Accelera la partita delle competenze incrociate per i profesionisti
Qualche mese fa era stata la volta dell’albo dei curatori fallimentari, aperto - con la contrarietà dei dottori commercialisti e, seppure meno palesata, degli avvocati - ai consulenti del lavoro. Ora in ballo ci sono gli affitti d’azienda, ma questa volta avvocati e commercialisti sono dall’altra parte, quella di chi si troverebbe ad ampliare il proprio raggio d’azione, potendo - secondo quanto previsto da un emendamento al decreto legge Crescita - autenticare firme e depositare atti di cessione. E a storcere il naso per questo ventilato travaso di competenze sono i notai.
Non sono che gli esempi più recenti di quanto il tema della difesa delle competenze riservate sia sentito dalle categorie. Problema che si amplifica quando a venir messe in discussione sono le competenze esclusive, quelle riservate a una determinata professione. Com’è il caso delle procedure per gli affitti d’azienda, oggi prerogativa dei notai.
Comunque, esclusive o meno, la questione rimane. E individuare i diversi ambiti di competenza, specialmente quando ci sono attività che possono essere svolte “in condominio”, non è facile. Si prendano i dottori commercialisti. La legge professionale riconosce loro un ampio ventaglio di competenze. «Non abbiamo, però, esclusive», spiega Massimo Miani, presidente del Consiglio nazionale dei dottori commercialisti. Secondo Miani le riserve professionali trovano maggiore giustificazione quando si svolgono attività con un prevalente interesse pubblico: «Mi vengono in mente - afferma - il diritto alla difesa o quello alla salute, che richiedono competenze specifiche».
Questo non significa che fra i dottori commercialisti non ci sia chi rivendica prerogative. «Nel 2019 - commenta Miani - mi sembra però un ragionamento di retroguardia. D’altra parte, anche se non in esclusiva, ci sono attività che ci appartengono quasi per intero. Penso a quelle fiscali, per il 75% sono nostro appannaggio, o la materia dei bilanci. È il mercato a riconoscere la qualità del nostro lavoro».
All’opposto si trovano i notai, che invece di competenze esclusive sono ricchi. «Ma c’è da fare una premessa », sottolinea Albino Farina, vicepresidente del Consiglio nazionale del notariato. «Noi siamo pubblici ufficiali, investiti di un ruolo di terzietà dallo Stato, che ha concepito questo sistema nell’interesse dei cittadini, soprattutto i contraenti più deboli, e delle imprese. Questo significa, per esempio, che i nostri atti devono essere custoditi per cento anni negli archivi notarili, per poi essere riversati agli archivi statali ». Dunque, affrontare un discorso di revisione delle competenze significa rivedere tutto il sistema. «Che non mostra segni di criticità -, aggiunge Farina - a cominciare dal fatto che il contenzioso nelle materie a noi affidate è praticamente inesistente.

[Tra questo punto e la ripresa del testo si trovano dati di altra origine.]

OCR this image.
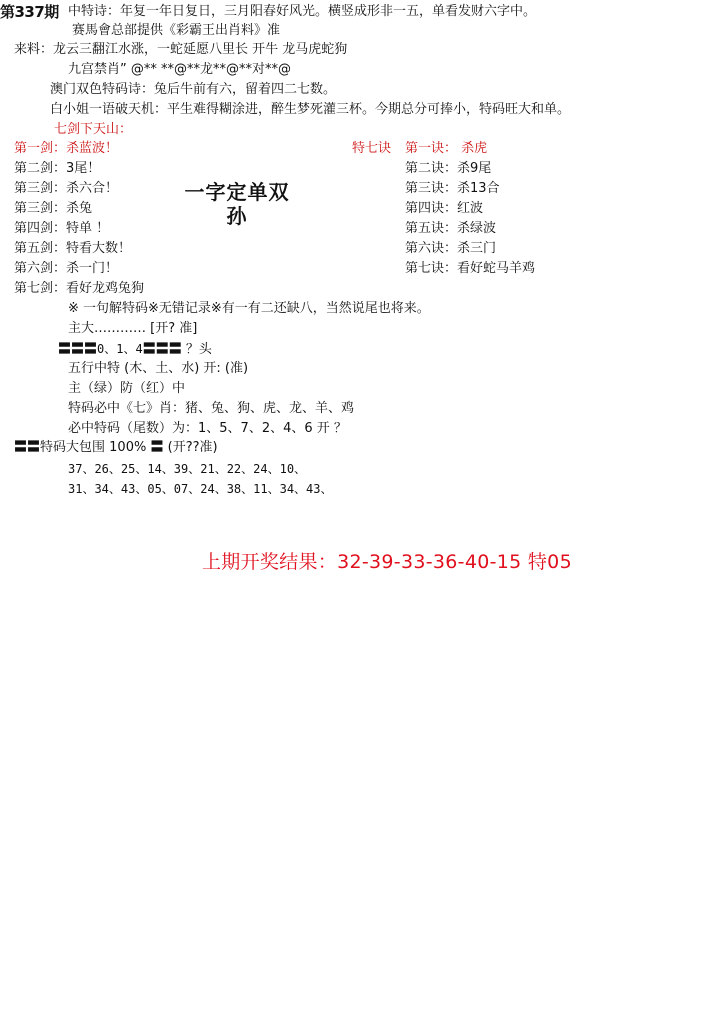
第337期 中特诗：年复一年日复日，三月阳春好风光。横竖成形非一五，单看发财六字中。
赛馬會总部提供《彩霸王出肖料》准
来料：龙云三翻江水涨，一蛇延愿八里长 开牛 龙马虎蛇狗
九宫禁肖” @** **@**龙**@**对**@
澳门双色特码诗：兔后牛前有六，留着四二七数。
白小姐一语破天机：平生难得糊涂进，醉生梦死灌三杯。今期总分可捧小，特码旺大和单。
七剑下天山：
第一剑：杀蓝波！
第二剑：3尾！
第三剑：杀六合！
第三剑：杀兔
第四剑：特单 ！
第五剑：特看大数！
第六剑：杀一门！
第七剑：看好龙鸡兔狗
一字定单双 孙
特七诀 第一诀： 杀虎
第二诀：杀9尾
第三诀：杀13合
第四诀：红波
第五诀：杀绿波
第六诀：杀三门
第七诀：看好蛇马羊鸡
※ 一句解特码※无错记录※有一有二还缺八，当然说尾也将来。
主大………… [开? 准]
〓〓〓0、1、4〓〓〓 ？头
五行中特 (木、土、水) 开: (准)
主（绿）防（红）中
特码必中《七》肖：猪、兔、狗、虎、龙、羊、鸡
必中特码（尾数）为：1、5、7、2、4、6 开 ？
〓〓特码大包围 100% 〓 (开??准)
37、26、25、14、39、21、22、24、10、
31、34、43、05、07、24、38、11、34、43、
上期开奖结果：32-39-33-36-40-15 特05
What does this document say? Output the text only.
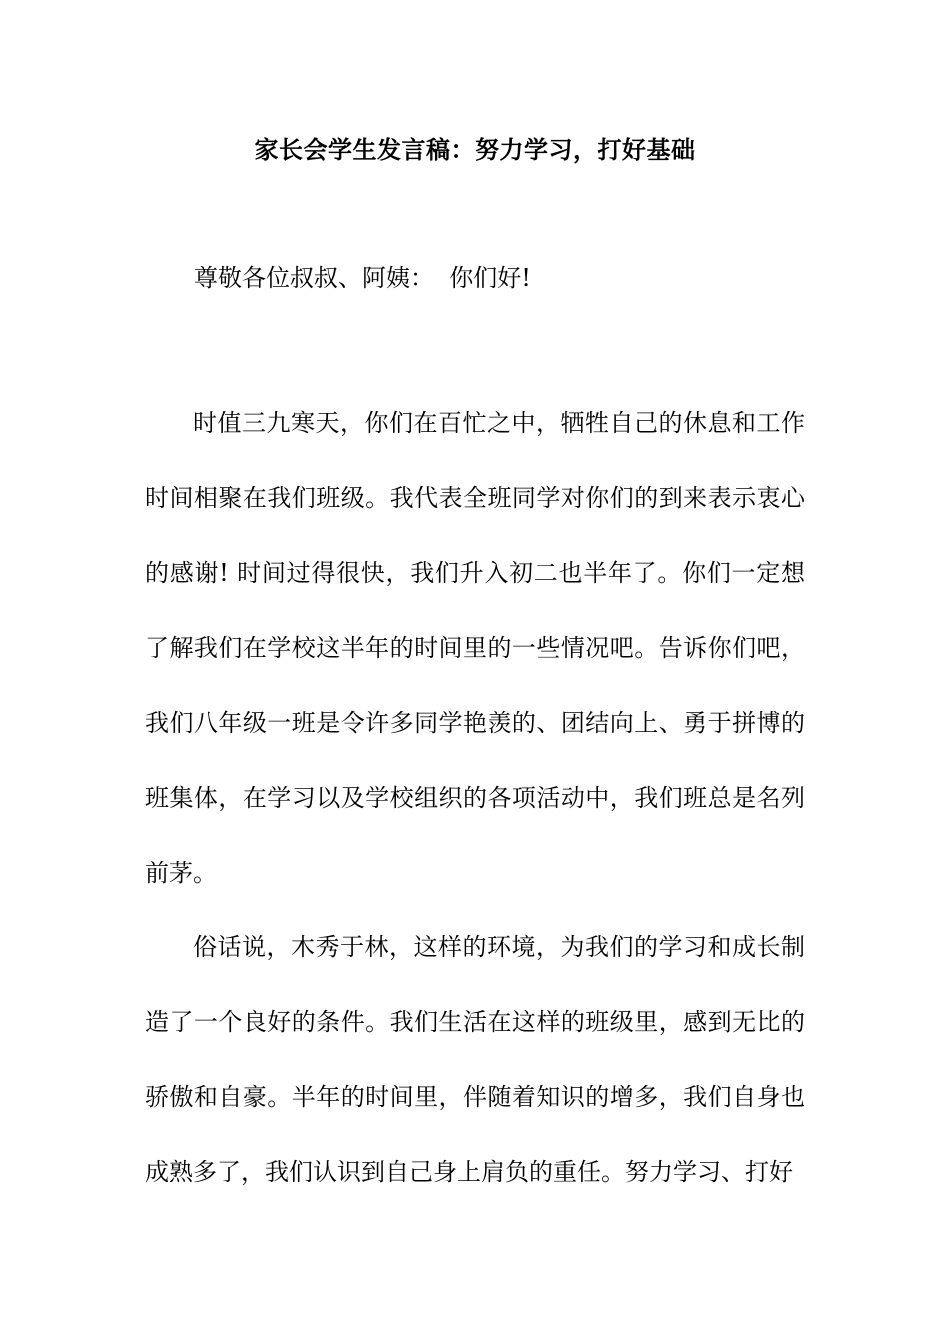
家长会学生发言稿：努力学习，打好基础
尊敬各位叔叔、阿姨：  你们好!

时值三九寒天，你们在百忙之中，牺牲自己的休息和工作时间相聚在我们班级。我代表全班同学对你们的到来表示衷心的感谢! 时间过得很快，我们升入初二也半年了。你们一定想了解我们在学校这半年的时间里的一些情况吧。告诉你们吧，我们八年级一班是令许多同学艳羡的、团结向上、勇于拼博的班集体，在学习以及学校组织的各项活动中，我们班总是名列前茅。

俗话说，木秀于林，这样的环境，为我们的学习和成长制造了一个良好的条件。我们生活在这样的班级里，感到无比的骄傲和自豪。半年的时间里，伴随着知识的增多，我们自身也成熟多了，我们认识到自己身上肩负的重任。努力学习、打好
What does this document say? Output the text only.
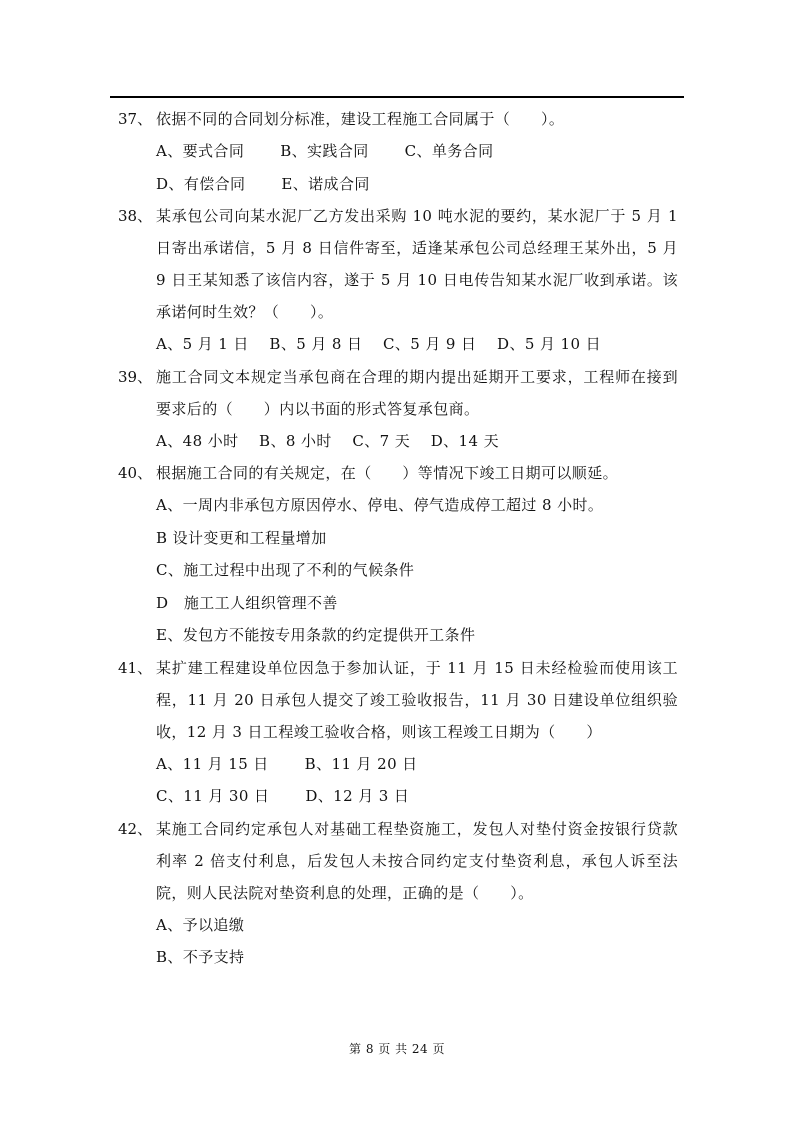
37、 依据不同的合同划分标准，建设工程施工合同属于（　　）。
A、要式合同　　 B、实践合同　　 C、单务合同
D、有偿合同　　 E、诺成合同
38、 某承包公司向某水泥厂乙方发出采购 10 吨水泥的要约，某水泥厂于 5 月 1 日寄出承诺信，5 月 8 日信件寄至，适逢某承包公司总经理王某外出，5 月 9 日王某知悉了该信内容，遂于 5 月 10 日电传告知某水泥厂收到承诺。该承诺何时生效？（　　）。
A、5 月 1 日　 B、5 月 8 日　 C、5 月 9 日　 D、5 月 10 日
39、 施工合同文本规定当承包商在合理的期内提出延期开工要求，工程师在接到要求后的（　　）内以书面的形式答复承包商。
A、48 小时　 B、8 小时　 C、7 天　 D、14 天
40、 根据施工合同的有关规定，在（　　）等情况下竣工日期可以顺延。
A、一周内非承包方原因停水、停电、停气造成停工超过 8 小时。
B 设计变更和工程量增加
C、施工过程中出现了不利的气候条件
D　施工工人组织管理不善
E、发包方不能按专用条款的约定提供开工条件
41、 某扩建工程建设单位因急于参加认证，于 11 月 15 日未经检验而使用该工程，11 月 20 日承包人提交了竣工验收报告，11 月 30 日建设单位组织验收，12 月 3 日工程竣工验收合格，则该工程竣工日期为（　　）
A、11 月 15 日　　 B、11 月 20 日
C、11 月 30 日　　 D、12 月 3 日
42、 某施工合同约定承包人对基础工程垫资施工，发包人对垫付资金按银行贷款利率 2 倍支付利息，后发包人未按合同约定支付垫资利息，承包人诉至法院，则人民法院对垫资利息的处理，正确的是（　　）。
A、予以追缴
B、不予支持
第 8 页 共 24 页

Una promiscuità delle competenze, invece, nuocerebbe al sistema».
A metà strada si trovano i consulenti del lavoro, che tra le diverse attività assegnate loro dalla legge, alcune, ma in misura minoritaria, sono in via esclusiva (si veda la scheda a fianco). «Noi abbiamo, però, la peculiarità - afferma Francesco Duraccio, segretario del Consiglio nazionale dei consulenti del lavoro - di essere doppiamente vigilati: dal ministero della Giustizia e da quello del Lavoro. E alcune riserve discendono proprio dal fatto che dobbiamo rispondere anche a quest’ultimo dicastero. Dunque, sono prerogative che hanno un loro fondamento».
Per gli avvocati, che pure hanno competenze esclusive, il problema degli”sconfinamenti” esiste, ma al momento non c’è una posizione ufficiale del Consiglio nazionale forense, che si è rinnovato da poco più di un mese.